Mulvane Art Museum exhibits work by Ed Navone

The work of Ed Navone is being shown throughout the month of July in the Mulvane Art Museum.

The Mulvane Museum is exhibiting the artwork of Ed Navone from July 8 through Aug. 9. Navone was a professor at Washburn from 1964 until 2007. The exhibit is a small sampling of his artwork, a preview of what will be on exhibit and for sale at the Leedy-Voulkos Art Center in Kansas City, Mo., Nov. 7 through Dec. 27, 2014. All profits earned from the show in Kansas City will go to support art students at Washburn University through scholarships.

“He was a dedicated teacher and an active artist, said Julie Myers, museum curator. “All throughout his life he took people on tours of Italy on many occasions.  He was very interested in encouraging involvement with the arts in Northeast Kansas. He did programs on public television KTWU.”

Navone, a native of Northern Californian, celebrates 50 years in Kansas this year. He attended San Jose State University, then continued studying more art and art history at the University of California at Berkeley.

The artworks on exhibit at the Mulvane museum illustrate three different working periods of Navone’s life.

The first period is religious artwork.  There are three different depictions of Christ, one as the ”Kiss of Judas,” one as “Christ before Pilate,” where he will be judged and another, “Doubting Thomas,” who sticks his finger into the wound of Christ to make sure of who he is.

“In his middle career there are no subjects,” said Myers of Navone’s acrylic on shaped canvas work. “But they are about movement and color and the kind of excitement you can get even though, obviously, works of art don’t move, they can create a sense of movement, a visual excitement particularly where the colors are dissonant, less harmonious.”
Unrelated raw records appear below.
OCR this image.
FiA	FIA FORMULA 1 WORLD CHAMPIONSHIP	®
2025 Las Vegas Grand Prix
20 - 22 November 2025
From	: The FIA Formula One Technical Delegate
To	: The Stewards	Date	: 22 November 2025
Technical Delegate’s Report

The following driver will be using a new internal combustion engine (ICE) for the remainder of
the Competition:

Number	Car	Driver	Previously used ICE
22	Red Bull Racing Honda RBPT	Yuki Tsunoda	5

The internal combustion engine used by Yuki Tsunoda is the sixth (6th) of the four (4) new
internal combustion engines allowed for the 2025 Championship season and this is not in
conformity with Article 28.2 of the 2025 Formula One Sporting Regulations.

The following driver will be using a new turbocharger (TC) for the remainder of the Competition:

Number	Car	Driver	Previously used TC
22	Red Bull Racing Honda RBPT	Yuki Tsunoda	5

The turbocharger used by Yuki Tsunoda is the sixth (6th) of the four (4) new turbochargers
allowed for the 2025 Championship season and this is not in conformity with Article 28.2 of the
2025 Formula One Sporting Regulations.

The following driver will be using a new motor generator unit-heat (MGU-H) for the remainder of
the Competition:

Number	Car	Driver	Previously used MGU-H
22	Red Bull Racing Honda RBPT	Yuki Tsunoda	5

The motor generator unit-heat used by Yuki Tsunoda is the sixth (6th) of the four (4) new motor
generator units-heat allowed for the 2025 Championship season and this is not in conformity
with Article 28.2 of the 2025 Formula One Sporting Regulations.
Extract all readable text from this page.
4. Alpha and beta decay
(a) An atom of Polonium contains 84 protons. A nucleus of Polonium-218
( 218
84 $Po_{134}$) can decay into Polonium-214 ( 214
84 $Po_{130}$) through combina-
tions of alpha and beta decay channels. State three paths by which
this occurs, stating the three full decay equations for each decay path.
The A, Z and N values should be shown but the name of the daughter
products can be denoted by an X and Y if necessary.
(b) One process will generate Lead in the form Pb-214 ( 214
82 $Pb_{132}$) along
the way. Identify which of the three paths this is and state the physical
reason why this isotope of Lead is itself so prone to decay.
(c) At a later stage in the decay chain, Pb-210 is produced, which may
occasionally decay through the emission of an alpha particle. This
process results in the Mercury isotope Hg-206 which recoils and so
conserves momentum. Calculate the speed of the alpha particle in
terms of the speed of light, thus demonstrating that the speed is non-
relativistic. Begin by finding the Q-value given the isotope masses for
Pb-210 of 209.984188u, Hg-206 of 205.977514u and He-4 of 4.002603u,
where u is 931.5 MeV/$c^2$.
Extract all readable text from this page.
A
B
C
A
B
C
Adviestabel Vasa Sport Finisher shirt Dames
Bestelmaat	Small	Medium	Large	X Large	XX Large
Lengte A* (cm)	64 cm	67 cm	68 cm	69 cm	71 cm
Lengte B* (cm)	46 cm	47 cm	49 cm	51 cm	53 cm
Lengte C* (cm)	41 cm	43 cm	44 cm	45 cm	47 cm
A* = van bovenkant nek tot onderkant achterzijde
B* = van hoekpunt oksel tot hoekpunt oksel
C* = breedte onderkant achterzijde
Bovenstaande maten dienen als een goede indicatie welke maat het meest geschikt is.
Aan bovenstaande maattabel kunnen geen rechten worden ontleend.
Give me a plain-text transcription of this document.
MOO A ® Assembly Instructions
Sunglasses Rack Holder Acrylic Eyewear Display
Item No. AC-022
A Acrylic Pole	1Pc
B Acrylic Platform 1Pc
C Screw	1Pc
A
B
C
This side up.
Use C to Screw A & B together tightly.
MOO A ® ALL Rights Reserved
The displays of some of his later artwork is abstract, vivid and colorful, using sand, acrylic, modeling paste and oil on canvas.

“Navone was a great student of the Italian renaissance and still is,” said Myers.

During the renaissance period, painters incorporated what is called classicism, which is comprised of simplicity, balance and clarity. There was a wish among renaissance artists to bring back the art of classical Europe, especially pertaining to Christian painting.  Classical painting was less pretentious than paintings before the renaissance and artists wanted to convey balance and harmony.

In his later period, Navone shows the high influence French painter Georges Roualt had on him.  Roualt was one of the initiators of Fauvism. Henri Matisse is one of its most famous followers. It was a movement in French painting from 1898 to 1906. Fauvism was distinguished by a riot of colors. Though the colors are a vibrant representation of an artist’s vision, sometimes even discordant in color choices, they are meant to instill a peaceful feeling of well-being to the observer.

“We are so grateful for Ed’s generosity,” said Glenda Taylor, chairperson of WU art department. “I can think of no greater gift an instructor can make than to continue the cycle of inspiration, instruction and artistic expression through scholarships for new generations of students.”

Navone will have various pieces displayed at the Leedy-Voulkos art center, located on 2012 Baltimore Ave. in Kansas City. His subjects range from Civil Rights to a series of drawing on Dante’s inferno, which garnered Navone an art fellowship from the Mid-America Arts Alliance/National Endowment of the Arts.

The Mulvane Art Museum is located on 17th and Jewel on the Washburn University campus. The hours of the museum are Tuesday, 10 a.m. to 7 p.m., Wednesday through Friday 10 a.m. to 5 p.m. and Saturday 1 to 4 p.m.